# Healing and Wellbeing > Study, Work and Welfare >  >  Do you have a job?

## Firefly09

I really need a job, I feel like the attention that a spend day to day worrying could be spent other ways. What kinds of jobs are good for people that have anxiety? Do you have a job?

----------


## MrQuiet76

I voted no, because I don't have a job at the moment.... Prior to my recent unemployment, I was a graduate assistant in grad school, which isn't a traditional job but pretty much is a full-time job where you get underpaid.  I hated it!  I'm trying to get into a different field now

----------


## Dunkin

I voted no. Never had a job.  know this sounds silly, but then, when I finally get there, what am I supposed to say? Or how?


Do I just open the door and say "I'm looking for a job"? Or do I say "I need a job, can you offer me one?" or "Are you guys looking for someone to do ....blablabla"? Seriously, I think I also start to get anxious from just thinking of this lol


I guess I just want things to be perfect and I know I'm gonna mess up, idk

----------


## L

Yeah - I work in a nursing home at the weekends and during the week work as a student nurse

----------


## Rawr

Yeah. I only work 2 or 3 days a week though. I just stay home, care for my little sister & keep the place going mainly.

----------


## Chantellabella

I have a job. It's the only way I can afford to not live homeless. I don't have anyone who would take me in. But I have to admit, there are days it's really rough to get out there. I work in a library. It's a public job, but I work in the children's dept and people are pretty friendly to me. My boss gets me anxious a lot, but mostly I push through the fear because I don't have another option right now.

----------


## AussiePea

I recommend not settling for a job which you deem "SA Friendly" because it will only feed your SA and never help you improve and overcome it.  It can be difficult with many set backs but it's really worth the effort for the rewards.  I did this about 3 years ago with my career (Worked overseas for 3 months) and it was the best thing I ever did for SA and has helped me more or less overcome it (though I am still very shy, but that is just my natural personality).

----------


## Ironman

> I recommend not settling for a job which you deem "SA Friendly" because it will only feed your SA and never help you improve and overcome it.  It can be difficult with many set backs but it's really worth the effort for the rewards.  I did this about 3 years ago with my career (Worked overseas for 3 months) and it was the best thing I ever did for SA and has helped me more or less overcome it (though I am still very shy, but that is just my natural personality).

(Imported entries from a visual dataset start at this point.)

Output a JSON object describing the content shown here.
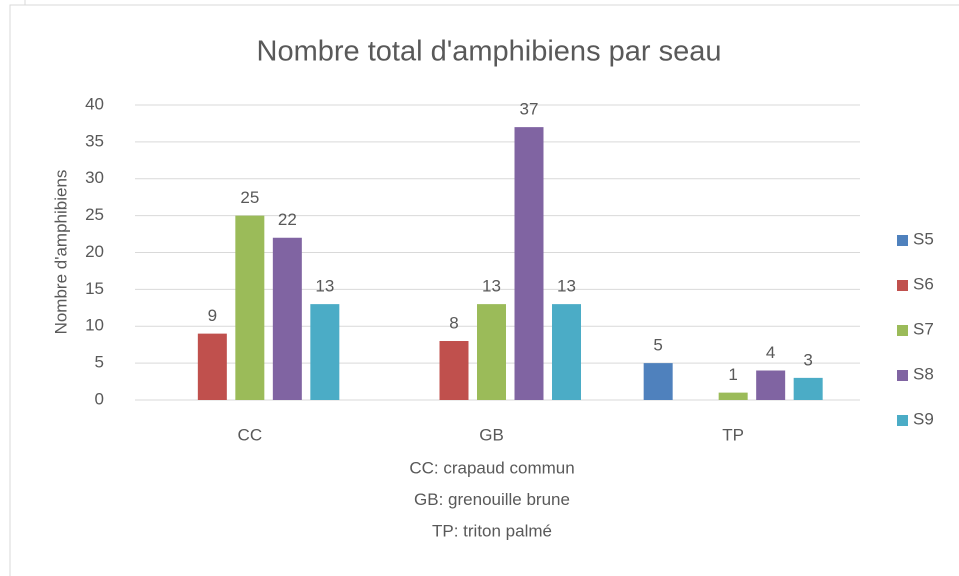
{
  "chart_data": {
    "type": "bar",
    "title": "Nombre total d'amphibiens par seau",
    "y_label": "Nombre d'amphibiens",
    "categories": [
      "CC",
      "GB",
      "TP"
    ],
    "series": [
      {
        "name": "S5",
        "color": "#4f81bd",
        "values": [
          null,
          null,
          5
        ]
      },
      {
        "name": "S6",
        "color": "#c0504d",
        "values": [
          9,
          8,
          null
        ]
      },
      {
        "name": "S7",
        "color": "#9bbb59",
        "values": [
          25,
          13,
          1
        ]
      },
      {
        "name": "S8",
        "color": "#8064a2",
        "values": [
          22,
          37,
          4
        ]
      },
      {
        "name": "S9",
        "color": "#4bacc6",
        "values": [
          13,
          13,
          3
        ]
      }
    ],
    "ylim": [
      0,
      40
    ],
    "yticks": [
      0,
      5,
      10,
      15,
      20,
      25,
      30,
      35,
      40
    ],
    "grid": true,
    "legend": "right",
    "annotations": [
      "CC: crapaud commun",
      "GB: grenouille brune",
      "TP: triton palmé"
    ]
  }
}
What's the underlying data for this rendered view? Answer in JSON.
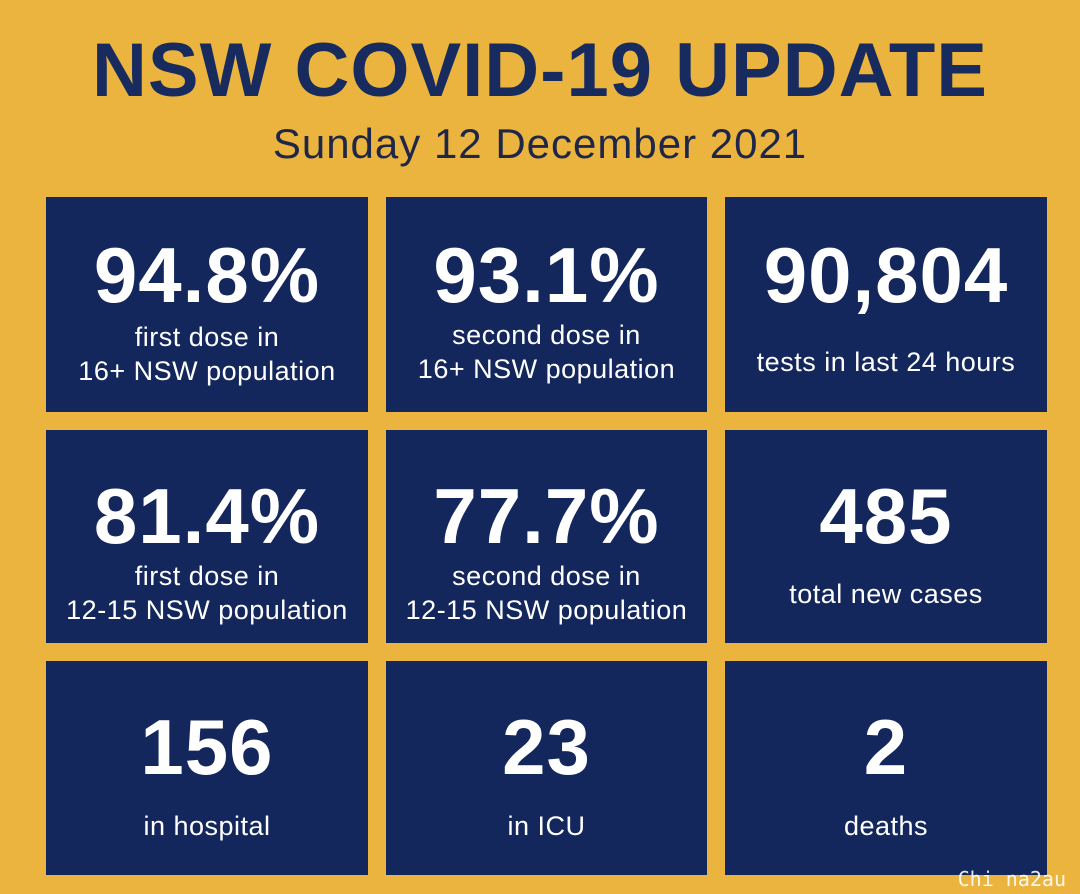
{
  "header": {
    "title": "NSW COVID-19 UPDATE",
    "date": "Sunday 12 December 2021"
  },
  "tiles": [
    {
      "value": "94.8%",
      "label": "first dose in\n16+ NSW population"
    },
    {
      "value": "93.1%",
      "label": "second dose in\n16+ NSW population"
    },
    {
      "value": "90,804",
      "label": "tests in last 24 hours"
    },
    {
      "value": "81.4%",
      "label": "first dose in\n12-15 NSW population"
    },
    {
      "value": "77.7%",
      "label": "second dose in\n12-15 NSW population"
    },
    {
      "value": "485",
      "label": "total new cases"
    },
    {
      "value": "156",
      "label": "in hospital"
    },
    {
      "value": "23",
      "label": "in ICU"
    },
    {
      "value": "2",
      "label": "deaths"
    }
  ],
  "watermark": "Chi na2au",
  "colors": {
    "background": "#ebb43f",
    "tile": "#14275d",
    "title": "#172b5f",
    "text": "#ffffff"
  }
}
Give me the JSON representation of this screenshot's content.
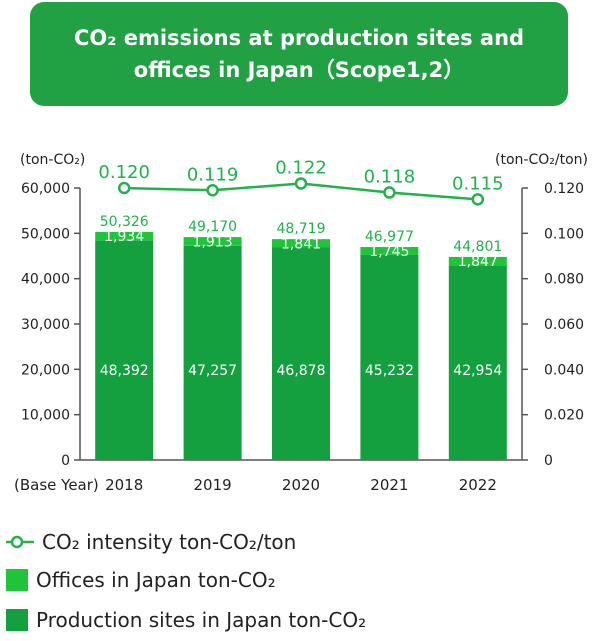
{
  "title": {
    "line1": "CO₂ emissions at production sites and",
    "line2": "offices in Japan（Scope1,2）"
  },
  "chart_data": {
    "type": "bar",
    "stacked": true,
    "categories": [
      "2018",
      "2019",
      "2020",
      "2021",
      "2022"
    ],
    "base_year_label": "(Base Year)",
    "series": [
      {
        "name": "Production sites in Japan ton-CO₂",
        "values": [
          48392,
          47257,
          46878,
          45232,
          42954
        ],
        "labels": [
          "48,392",
          "47,257",
          "46,878",
          "45,232",
          "42,954"
        ]
      },
      {
        "name": "Offices in Japan ton-CO₂",
        "values": [
          1934,
          1913,
          1841,
          1745,
          1847
        ],
        "labels": [
          "1,934",
          "1,913",
          "1,841",
          "1,745",
          "1,847"
        ]
      }
    ],
    "totals": [
      "50,326",
      "49,170",
      "48,719",
      "46,977",
      "44,801"
    ],
    "line_series": {
      "name": "CO₂ intensity ton-CO₂/ton",
      "values": [
        0.12,
        0.119,
        0.122,
        0.118,
        0.115
      ],
      "labels": [
        "0.120",
        "0.119",
        "0.122",
        "0.118",
        "0.115"
      ],
      "axis": "right"
    },
    "y_left": {
      "unit": "(ton-CO₂)",
      "min": 0,
      "max": 60000,
      "ticks": [
        "0",
        "10,000",
        "20,000",
        "30,000",
        "40,000",
        "50,000",
        "60,000"
      ]
    },
    "y_right": {
      "unit": "(ton-CO₂/ton)",
      "min": 0,
      "max": 0.12,
      "ticks": [
        "0",
        "0.020",
        "0.040",
        "0.060",
        "0.080",
        "0.100",
        "0.120"
      ]
    },
    "colors": {
      "production": "#15a040",
      "offices": "#1fc43b",
      "line": "#22b14c",
      "title_bg": "#21a144"
    }
  },
  "legend": [
    {
      "label": "CO₂ intensity ton-CO₂/ton"
    },
    {
      "label": "Offices in Japan ton-CO₂"
    },
    {
      "label": "Production sites in Japan ton-CO₂"
    }
  ]
}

This is true.  NEVER limit yourself due to SA.  I have given training sessions and presentations many times in the over eight years I have been with my job.  Accomplishments can mean so much for the SAer.

----------


## stargirl

I work in the community college I went to as a student aide in the student accounts office. I do clerical tasks such as filing and shredding, so this job is good for someone with SA. The only interaction it involves is with co-workers and they are nice and great to work with! However, I'd like to echo what some people have said on this thread and say don't limit yourself due to your anxiety. If you do, you may end up unhappy and contribute to your anxiety.

----------


## onawheel

nope. I've never felt truly compatible with employment, I've tried but it always ends prematurely. *shrugs*.

----------


## WineKitty

Right now I only work part time, even less.  I work in health care and I deal with people all the time.  Up close and personal.  I think it's good for me.  I hated working full time and dread the day that I have to do that again.

----------


## Monotony

Nope, wouldn't last a week anyway.

----------


## Ont Mon

No, I'm a full time bum.

----------


## JustGaara

Not officially. I write chapters of people's dissertations for money. I hate doing it, but it pays the bills.

----------


## Becky

I've had the same job for almost 6 years. I started off working 2 days a week, my anxiety was through the roof. Somehow I pushed though and now I work full time with no anxiety except on the rare occasion.

----------


## JustGaara

> I've been at my workplace for almost exactly 25 years, but I've had different job titles. Due to interview anxiety I didn't start out in a top position, but started on the ground running machines & learning their capabilities, then slowly worked my way up. Right now I'm where I'd be if I did it the proper "interview" way. I paid the price in regards to salary those early years, but I learned about the business in a "hands-on" way that's really served me well over the years.



That's awesome! Congratulations on your success  ::):  What field do you work in?

----------


## Misty

Not yet.

----------


## JustGaara

> Thanks :-) I'm an engineer in a manufacturing business. It worked for me; however, the current risk is that I have no significant interview experience, and a layoff if it were to happen would be trouble.



Ah okay, that's cool  ::):  Also, that's true, but hopefully your experience would speak louder than your interview skills.

----------


## Grand Jete

I work as a freelance copywriter, and while I would say it is definitely SA-friendly, that's not the reason I chose it as a profession. I like the flexibility, the convenience and the fact that every day is different.

----------